The decision marks the end of a landmark patent battle between two industry superpowers.  As Microsoft emerged the victor, innovation capitalists called for Congress to revise the Patent Act to include reproducible software code as a protectable invention component.

The Infringement Action

In 2001, AT&T filed a patent infringement suit against the software giant in the Southern District of New York.  AT&T holds a patent for a speech codec, a software program that encodes speech signals into a compact form.  AT&T alleged that Microsoft’s Windows software, once installed, commands computers to process speech in a manner that infringes its U.S. patent.  After extensive trial preparation by both companies, Microsoft asked the trial court to exclude evidence of foreign sales of the software.
Like many software companies, Microsoft engineers its programs in the U.S. and sends “golden master” disks abroad for copying.  Microsoft argued that the code on the golden masters is “intangible information,” not a component of the final good.  Since the Patent Act deals only with components of final goods, the legal designation of software code was critical to this case’s outcome.
In February of 2007, research universities and an independent technology management company joined AT&T in its Supreme Court battle, submitting arguments as amici curiae.  The research institutions spent an estimated $42 billion on research and development in 2004.  They argued that Microsoft’s victory would establish a dangerous legal precedent allowing infringers to “circumvent U.S. patent rights worldwide.”

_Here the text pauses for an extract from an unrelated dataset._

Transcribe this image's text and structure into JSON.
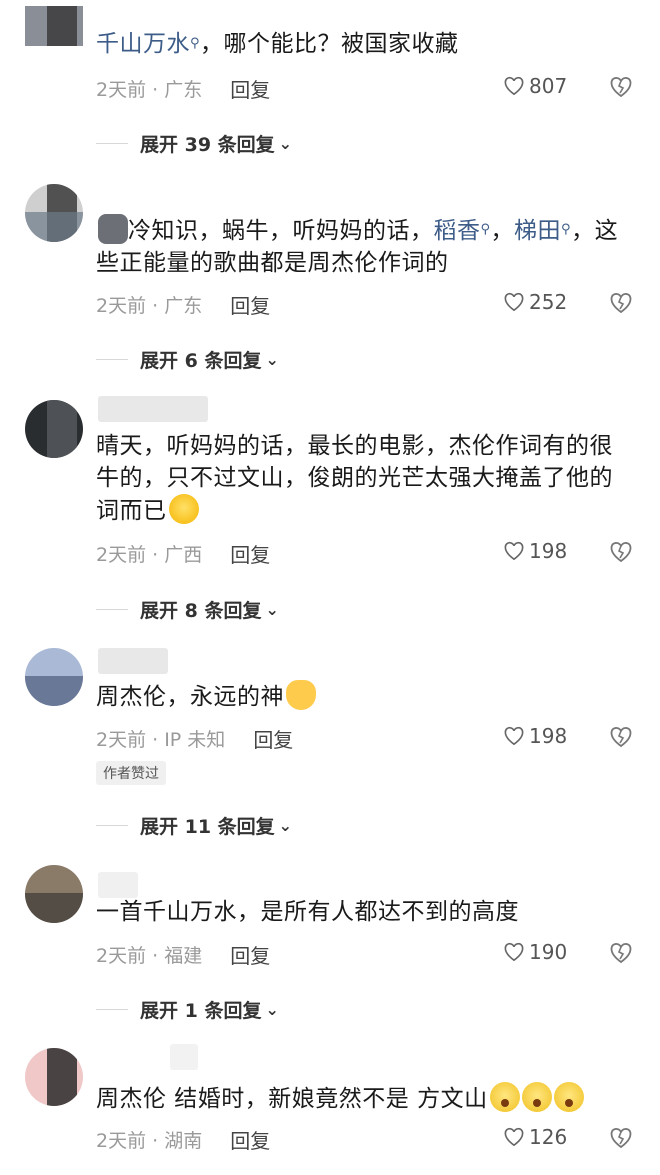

“Export Property” In the Ninth Circuit

In 2002, Microsoft convinced the Ninth Circuit to allow deductions in excess of $30 million for “export property” it realized as a result of copying golden masters abroad.  Had the Ninth Circuit instead determined that foreign copies of the golden master were copyright property, the deductions would have been disqualified.  The Supreme Court did not review the circuit court opinion.
With Microsoft’s victory in the U.S.’s highest court, it enjoys the strength of two seemingly contradictory precedents.  Foreign copies will be exported goods for tax purposes, but they will be products created wholly outside the U.S. for patent law purposes.